Above: Euro-to-Dollar rate shown at 4-hour intervals.
“Foreigners are long of longer-dated euro-denominated assets, mostly (but not all) hedged on a shorter term basis. By contrast, for European (or Japanese) investors, the flat US curve means that, say, hedging a 10year treasury with a 1-year FX forward eats up all the yield advantage of buying Treasuries in the first place,” says Kit Juckes, chief FX strategist at Societe Generale. “The dollar remains underpinned, the euro languishes, and the market's focus remains on US/Chinese trade talks, the slowing Chinese economy, political uncertainty in Latin American (linked to slower Chinese growth at some point), the next Riksbank meeting and UK elections."
Investors had traditionally sold Dollars simultaneously alongside their U.S. bond purchases, to protect themselves against weakness in the greenback, but the Fed’s 1.75% interest rate now discourages them from doing that and is lending support to the greenback. Meanwhile, investors are selling Euros when buying continental assets in order to protect themselves against further declines. That 'hedging' practice is itself helping to keep the Euro under pressure.
“One potential trigger which could encourage further euro selling at the start of next week is more investor concern over political instability in Germany,” says Lee Hardman, a currency analyst at MUFG. “The SPD are currently polling neck and neck with the right-wing AfD party on around 14-15%....They continue to lose support remaining part of the coalition government, but they would lose power and risk losing seats if they withdraw from the government and it eventually results in an early election.”

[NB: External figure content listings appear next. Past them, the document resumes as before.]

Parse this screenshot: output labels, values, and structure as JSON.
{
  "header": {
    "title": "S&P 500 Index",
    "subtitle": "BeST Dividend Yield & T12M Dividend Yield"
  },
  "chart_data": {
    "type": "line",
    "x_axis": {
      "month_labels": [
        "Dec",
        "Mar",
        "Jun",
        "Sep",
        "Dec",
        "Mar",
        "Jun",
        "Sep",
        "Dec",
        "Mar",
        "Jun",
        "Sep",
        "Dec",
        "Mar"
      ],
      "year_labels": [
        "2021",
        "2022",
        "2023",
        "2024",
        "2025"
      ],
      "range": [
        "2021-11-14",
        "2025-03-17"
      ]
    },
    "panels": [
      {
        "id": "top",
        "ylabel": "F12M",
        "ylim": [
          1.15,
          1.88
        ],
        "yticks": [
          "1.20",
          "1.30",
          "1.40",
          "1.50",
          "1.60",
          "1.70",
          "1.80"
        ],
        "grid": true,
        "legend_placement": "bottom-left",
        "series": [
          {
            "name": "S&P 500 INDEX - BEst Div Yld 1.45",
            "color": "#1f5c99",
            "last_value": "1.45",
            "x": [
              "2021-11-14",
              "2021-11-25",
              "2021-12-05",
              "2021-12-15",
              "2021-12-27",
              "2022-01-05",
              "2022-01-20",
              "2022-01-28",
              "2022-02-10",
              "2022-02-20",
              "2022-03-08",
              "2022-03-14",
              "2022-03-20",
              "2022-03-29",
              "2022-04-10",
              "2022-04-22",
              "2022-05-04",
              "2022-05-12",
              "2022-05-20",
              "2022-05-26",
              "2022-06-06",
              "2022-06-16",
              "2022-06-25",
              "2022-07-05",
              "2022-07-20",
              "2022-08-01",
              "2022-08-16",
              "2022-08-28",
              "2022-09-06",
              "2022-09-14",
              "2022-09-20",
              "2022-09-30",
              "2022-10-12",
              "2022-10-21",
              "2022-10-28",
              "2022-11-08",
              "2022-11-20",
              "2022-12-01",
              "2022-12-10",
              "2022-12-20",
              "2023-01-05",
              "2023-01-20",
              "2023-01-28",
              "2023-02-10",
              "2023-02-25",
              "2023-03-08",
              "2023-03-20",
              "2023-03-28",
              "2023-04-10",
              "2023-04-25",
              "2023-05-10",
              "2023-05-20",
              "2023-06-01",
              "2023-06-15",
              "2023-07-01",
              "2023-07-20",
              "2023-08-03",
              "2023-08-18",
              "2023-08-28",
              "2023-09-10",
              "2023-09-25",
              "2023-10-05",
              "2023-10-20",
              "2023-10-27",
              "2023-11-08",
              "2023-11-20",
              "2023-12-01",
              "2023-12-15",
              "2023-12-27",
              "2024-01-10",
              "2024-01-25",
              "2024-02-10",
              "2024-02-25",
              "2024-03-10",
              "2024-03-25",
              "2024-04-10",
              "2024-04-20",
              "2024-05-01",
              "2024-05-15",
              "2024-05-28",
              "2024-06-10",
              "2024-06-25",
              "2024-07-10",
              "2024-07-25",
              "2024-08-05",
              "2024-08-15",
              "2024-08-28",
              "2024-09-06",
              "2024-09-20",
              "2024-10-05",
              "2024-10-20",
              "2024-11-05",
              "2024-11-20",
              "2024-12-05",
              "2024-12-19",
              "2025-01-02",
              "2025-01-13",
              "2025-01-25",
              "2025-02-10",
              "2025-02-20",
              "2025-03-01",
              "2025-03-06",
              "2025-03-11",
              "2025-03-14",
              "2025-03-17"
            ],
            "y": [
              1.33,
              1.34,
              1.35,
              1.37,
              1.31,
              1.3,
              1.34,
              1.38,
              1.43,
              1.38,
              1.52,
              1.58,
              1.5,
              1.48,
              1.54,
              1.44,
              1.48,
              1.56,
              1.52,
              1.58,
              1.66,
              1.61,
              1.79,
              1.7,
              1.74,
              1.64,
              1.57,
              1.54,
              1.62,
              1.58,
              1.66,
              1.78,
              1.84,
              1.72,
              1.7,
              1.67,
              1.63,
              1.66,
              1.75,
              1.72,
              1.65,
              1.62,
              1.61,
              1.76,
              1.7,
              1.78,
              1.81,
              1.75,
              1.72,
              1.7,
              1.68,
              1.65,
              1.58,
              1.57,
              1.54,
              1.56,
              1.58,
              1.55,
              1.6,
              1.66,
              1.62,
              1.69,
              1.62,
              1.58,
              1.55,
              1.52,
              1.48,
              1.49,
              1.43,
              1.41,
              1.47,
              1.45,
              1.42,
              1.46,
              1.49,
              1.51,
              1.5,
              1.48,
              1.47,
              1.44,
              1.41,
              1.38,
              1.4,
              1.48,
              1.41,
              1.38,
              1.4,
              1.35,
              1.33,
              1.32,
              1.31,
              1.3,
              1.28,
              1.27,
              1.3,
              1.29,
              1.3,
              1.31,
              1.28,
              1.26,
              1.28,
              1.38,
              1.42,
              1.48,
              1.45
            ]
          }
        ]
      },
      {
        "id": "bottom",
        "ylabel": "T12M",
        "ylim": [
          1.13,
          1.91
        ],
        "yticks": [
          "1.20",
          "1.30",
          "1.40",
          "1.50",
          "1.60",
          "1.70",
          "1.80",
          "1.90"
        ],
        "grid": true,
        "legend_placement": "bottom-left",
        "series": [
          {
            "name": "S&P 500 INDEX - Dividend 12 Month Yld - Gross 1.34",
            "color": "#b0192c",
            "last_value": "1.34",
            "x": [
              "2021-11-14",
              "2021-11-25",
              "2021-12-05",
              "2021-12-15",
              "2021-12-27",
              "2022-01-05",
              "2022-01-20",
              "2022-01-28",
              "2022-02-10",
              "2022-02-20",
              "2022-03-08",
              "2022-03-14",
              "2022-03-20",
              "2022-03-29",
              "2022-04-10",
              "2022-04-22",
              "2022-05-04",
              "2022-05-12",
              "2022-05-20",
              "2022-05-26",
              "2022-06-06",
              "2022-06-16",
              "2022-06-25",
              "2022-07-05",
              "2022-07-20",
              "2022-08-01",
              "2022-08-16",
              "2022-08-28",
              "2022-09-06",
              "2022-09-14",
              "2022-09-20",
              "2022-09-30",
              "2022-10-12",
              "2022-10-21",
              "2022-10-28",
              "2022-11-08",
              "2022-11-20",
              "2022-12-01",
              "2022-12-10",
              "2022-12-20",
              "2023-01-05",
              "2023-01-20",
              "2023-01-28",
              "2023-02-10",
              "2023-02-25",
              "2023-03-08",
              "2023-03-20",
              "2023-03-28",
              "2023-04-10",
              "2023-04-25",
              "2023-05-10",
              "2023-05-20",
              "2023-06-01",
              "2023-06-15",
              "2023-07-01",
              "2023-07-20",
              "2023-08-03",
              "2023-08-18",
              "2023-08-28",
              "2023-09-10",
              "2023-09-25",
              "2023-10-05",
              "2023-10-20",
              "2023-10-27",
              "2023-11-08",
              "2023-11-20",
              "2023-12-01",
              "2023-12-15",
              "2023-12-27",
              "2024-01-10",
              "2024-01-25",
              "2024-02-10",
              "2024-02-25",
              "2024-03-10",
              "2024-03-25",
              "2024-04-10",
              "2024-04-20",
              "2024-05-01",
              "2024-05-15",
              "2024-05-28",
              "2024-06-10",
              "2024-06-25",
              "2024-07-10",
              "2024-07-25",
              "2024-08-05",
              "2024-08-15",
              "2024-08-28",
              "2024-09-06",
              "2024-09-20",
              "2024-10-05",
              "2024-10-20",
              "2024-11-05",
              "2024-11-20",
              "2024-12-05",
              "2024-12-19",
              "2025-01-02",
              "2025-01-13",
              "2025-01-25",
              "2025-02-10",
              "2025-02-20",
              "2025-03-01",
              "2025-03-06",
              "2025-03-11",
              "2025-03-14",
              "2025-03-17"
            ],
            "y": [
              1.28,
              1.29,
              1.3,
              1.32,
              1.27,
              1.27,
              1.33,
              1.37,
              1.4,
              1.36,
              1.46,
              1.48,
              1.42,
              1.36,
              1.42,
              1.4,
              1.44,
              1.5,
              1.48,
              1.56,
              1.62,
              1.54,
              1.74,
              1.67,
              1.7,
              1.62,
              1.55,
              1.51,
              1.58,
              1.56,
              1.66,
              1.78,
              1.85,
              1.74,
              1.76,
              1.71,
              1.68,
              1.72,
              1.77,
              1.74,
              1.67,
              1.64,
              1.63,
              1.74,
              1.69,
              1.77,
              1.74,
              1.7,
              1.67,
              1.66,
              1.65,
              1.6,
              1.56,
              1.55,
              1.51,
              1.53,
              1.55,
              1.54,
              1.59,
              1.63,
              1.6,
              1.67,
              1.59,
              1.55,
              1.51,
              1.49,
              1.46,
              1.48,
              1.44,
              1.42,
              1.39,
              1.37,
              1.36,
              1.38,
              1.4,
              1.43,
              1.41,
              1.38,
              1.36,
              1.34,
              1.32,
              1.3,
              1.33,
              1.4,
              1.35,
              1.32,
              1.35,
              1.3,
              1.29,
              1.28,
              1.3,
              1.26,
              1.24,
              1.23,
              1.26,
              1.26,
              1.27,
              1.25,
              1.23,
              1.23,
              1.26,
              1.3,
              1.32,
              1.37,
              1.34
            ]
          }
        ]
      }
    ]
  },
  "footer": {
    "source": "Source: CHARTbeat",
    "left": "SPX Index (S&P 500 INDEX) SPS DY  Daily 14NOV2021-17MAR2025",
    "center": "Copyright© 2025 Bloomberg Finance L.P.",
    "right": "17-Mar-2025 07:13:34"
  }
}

Friday’s inflation figures come as markets await the outcome of the Social Democratic Party (SDP) leadership election in Germany, which will be important in determining whether Chancellor Angela Merkel’s coalition can continue to govern. The Klara Geywitz and Olaf Scholz leadership duo prefer the status quo of the current coalition while the Saskia Esken and Norbert Walter-Borjans duo want radical reform of current arrangements.
Above: Euro-to-Dollar rate shown at daily intervals.
Victory for the latter might see markets fear fresh political instability in Europe’s largest economy, which narrowly dodged a technical recession last quarter. Such an outcome might not be welcomed by the Euro next week, which will also bring a U.S. response to France’s controversial digital services tax (DST).
The Office of the U.S. Trade Representative said this week it will publish on Tuesday, its assessment of the French DST alongside notice of any retaliatory actions to be taken. The White House has previously threatened to impose trade tariffs on imports of goods from Europe in response to the French levy, which the U.S. suggests is in defiance of agreements on dual taxation. It's just the latest in a long line of U.S.-EU trade differences, although an all-out tit-for-tat tariff fight has so-far been avoided.
“The euro continues to trade heavy with EUR/USD testing support at the 1.1000-level for the second time this month. The current low level of volatility and improvement in global investor risk sentiment has created a less favourable environment for low yielding funding currencies such as the euro. One-week implied EUR/USD volatility has fallen to a new record low. Our carry attractiveness index is sending a clear signal that EUR/USD could break below the 1.1000-level,” MUFG's Hardman says.
The Euro spiked briefly in response to Friday's inflation figures but succumbed to fresh selling pressures soon after and has since dipped below the key 1.10 support level.